Greedy decoder that picks the best incoming edge for each EDU.

The output structure is a graph that contains exactly one incoming edge for each EDU, thus it has the same number of edges as a spanning tree over the EDUs. It can be non-connex or contain cycles, but no re-entrancy.

decode(dpack)¶: Return the best incoming edge for each EDU

attelo.decoding.mst module¶

Created on Jun 27, 2012

@author: stergos, jrmyp

class attelo.decoding.mst.MsdagDecoder(root_strategy, use_prob=True)¶

Bases: attelo.decoding.mst.MstDecoder

Attach according to MSDAG (subgraph of original)

decode(dpack, nonfixed_pairs=None)¶

class attelo.decoding.mst.MstDecoder(root_strategy, use_prob=True)¶

Bases: attelo.decoding.interface.Decoder

Attach in such a way that the resulting subgraph is a maximum spanning tree of the original

decode(dpack, nonfixed_pairs=None)¶

class attelo.decoding.mst.MstRootStrategy¶

Bases: attelo.util.ArgparserEnum

How we declare the MST root node

fake_root = <MstRootStrategy.fake_root: 1>¶

leftmost = <MstRootStrategy.leftmost: 2>¶

attelo.decoding.util module¶

Utility classes functions shared by decoders

exception attelo.decoding.util.DecoderException¶

Bases: exceptions.Exception

Exceptions that arise during the decoding process

attelo.decoding.util.cap_score(score)¶

Cap a real-valued score between MIN_SCORE and MAX_SCORE.

The current default values for MIN_SCORE and MAX_SCORE follow the requirements from the decoders: * The MST decoder uses the depparse package whose MST implementation has a hardcoded minimum score of -1e100 ; Feeding it lower weights crashes the algorithm. Combined scores can’t reach the limit unless we have more than 1e10 nodes. * The Eisner decoder internally uses float64 scores.

Parameters:	score (float) – Original score.
Returns:	bounded_score – Score bounded to [MIN_SCORE, MAX_SCORE].
Return type:	float

attelo.decoding.util.convert_prediction(dpack, triples)¶

Populate a datapack prediction array from a list of triples

Parameters:	prediction ([(string, string, string)]) – List of EDU id, EDU id, label triples
Returns:	dpack – A copy of the original DataPack with predictions set
Return type:	DataPack

attelo.decoding.util.get_prob_map(instances)¶

Reformat a probability distribution as a dictionary from edu id pairs to a (relation, probability) tuples

:rtype dict (string, string) (string, float)

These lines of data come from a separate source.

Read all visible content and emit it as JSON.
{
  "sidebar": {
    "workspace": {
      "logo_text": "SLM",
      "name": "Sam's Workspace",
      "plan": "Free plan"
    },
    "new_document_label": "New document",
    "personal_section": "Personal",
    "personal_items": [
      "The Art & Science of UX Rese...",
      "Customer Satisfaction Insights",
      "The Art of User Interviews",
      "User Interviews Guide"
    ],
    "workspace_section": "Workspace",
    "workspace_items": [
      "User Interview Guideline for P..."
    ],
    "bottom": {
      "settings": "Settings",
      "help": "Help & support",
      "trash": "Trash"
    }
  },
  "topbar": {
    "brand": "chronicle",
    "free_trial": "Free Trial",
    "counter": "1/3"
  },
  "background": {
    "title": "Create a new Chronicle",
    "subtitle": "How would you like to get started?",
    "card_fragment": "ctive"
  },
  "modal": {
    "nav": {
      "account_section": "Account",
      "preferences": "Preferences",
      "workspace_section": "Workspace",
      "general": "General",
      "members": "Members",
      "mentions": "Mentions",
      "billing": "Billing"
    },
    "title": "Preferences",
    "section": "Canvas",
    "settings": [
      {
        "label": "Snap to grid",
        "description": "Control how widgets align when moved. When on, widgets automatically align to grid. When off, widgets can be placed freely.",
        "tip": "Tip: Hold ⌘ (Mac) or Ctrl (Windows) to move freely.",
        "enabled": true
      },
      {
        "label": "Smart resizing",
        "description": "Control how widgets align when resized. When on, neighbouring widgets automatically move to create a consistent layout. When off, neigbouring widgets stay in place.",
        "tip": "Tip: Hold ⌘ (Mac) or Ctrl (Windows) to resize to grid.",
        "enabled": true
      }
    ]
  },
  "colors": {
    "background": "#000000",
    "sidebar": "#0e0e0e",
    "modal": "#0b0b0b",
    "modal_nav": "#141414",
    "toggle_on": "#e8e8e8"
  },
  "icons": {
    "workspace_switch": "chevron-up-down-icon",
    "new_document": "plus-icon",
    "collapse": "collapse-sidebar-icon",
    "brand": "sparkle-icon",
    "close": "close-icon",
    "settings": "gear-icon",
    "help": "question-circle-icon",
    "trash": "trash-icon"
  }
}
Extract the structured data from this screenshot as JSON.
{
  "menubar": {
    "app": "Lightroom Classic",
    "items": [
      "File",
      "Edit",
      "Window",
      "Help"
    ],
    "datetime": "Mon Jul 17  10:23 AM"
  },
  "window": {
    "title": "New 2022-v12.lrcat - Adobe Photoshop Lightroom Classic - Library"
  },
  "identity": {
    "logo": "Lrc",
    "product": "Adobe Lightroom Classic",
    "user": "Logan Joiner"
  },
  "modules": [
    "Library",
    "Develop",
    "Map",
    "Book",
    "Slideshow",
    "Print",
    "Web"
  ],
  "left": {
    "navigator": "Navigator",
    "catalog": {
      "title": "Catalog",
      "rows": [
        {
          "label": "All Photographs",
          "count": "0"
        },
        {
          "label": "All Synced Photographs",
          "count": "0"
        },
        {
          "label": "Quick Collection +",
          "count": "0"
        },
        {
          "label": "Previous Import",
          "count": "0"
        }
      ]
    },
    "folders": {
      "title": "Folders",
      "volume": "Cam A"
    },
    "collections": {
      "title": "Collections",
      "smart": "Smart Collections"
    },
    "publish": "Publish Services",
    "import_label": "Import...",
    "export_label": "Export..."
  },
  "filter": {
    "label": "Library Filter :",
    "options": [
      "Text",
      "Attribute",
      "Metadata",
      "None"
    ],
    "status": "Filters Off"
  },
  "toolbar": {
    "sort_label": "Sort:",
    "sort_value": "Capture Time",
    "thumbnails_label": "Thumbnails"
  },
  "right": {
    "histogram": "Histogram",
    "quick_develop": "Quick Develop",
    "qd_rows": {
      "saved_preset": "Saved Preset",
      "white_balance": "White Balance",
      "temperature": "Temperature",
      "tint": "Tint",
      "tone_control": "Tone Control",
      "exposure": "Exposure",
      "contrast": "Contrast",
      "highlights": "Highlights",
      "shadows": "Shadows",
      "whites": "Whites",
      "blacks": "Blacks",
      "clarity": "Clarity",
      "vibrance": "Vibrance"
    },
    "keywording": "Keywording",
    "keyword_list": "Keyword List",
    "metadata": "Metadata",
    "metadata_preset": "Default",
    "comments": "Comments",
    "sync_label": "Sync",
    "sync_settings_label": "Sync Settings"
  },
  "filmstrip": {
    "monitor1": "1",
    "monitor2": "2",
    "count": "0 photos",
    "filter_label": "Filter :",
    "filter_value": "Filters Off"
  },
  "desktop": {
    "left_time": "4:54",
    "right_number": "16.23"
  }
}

attelo.decoding.util.get_sorted_edus(instances)¶

Return a list of EDUs, using the following as sort key in order of

starting position (earliest edu first)
ending position (narrowest edu first)

Note that there may be EDU pairs with the same spans (particularly in case of annotation error). In case of ties, the order should be considered arbitrary

attelo.decoding.util.prediction_to_triples(dpack)¶

Returns:	triples – List of EDU id, EDU id, label triples omitting the unrelated triples
Return type:	prediction: [(string, string, string)]

attelo.decoding.util.simple_candidates(dpack)¶: Translate the links into a list of (EDU, EDU, float, string) quadruplets representing the attachment probability and the the best label for each EDU pair. This is often good enough for simplistic decoders

attelo.decoding.window module¶

A “pruning” decoder that pre-processes candidate edges and prunes them away if they are separated by more than a certain number of EDUs

class attelo.decoding.window.WindowPruner(window)¶

Bases: attelo.decoding.interface.Decoder

Notes

We assume that the datapack includes every EDU in its grouping.

If there are any gaps, the window will be a bit messed up

As decoders are parsers like any other, if you just want to apply this as preprocessing to a decoder, you could construct a mini pipeline consisting of this plus the decoder. Alternatively, if you already have a larger pipeline of which the decoder is already part, you can just insert this before the decoder.

decode(dpack)¶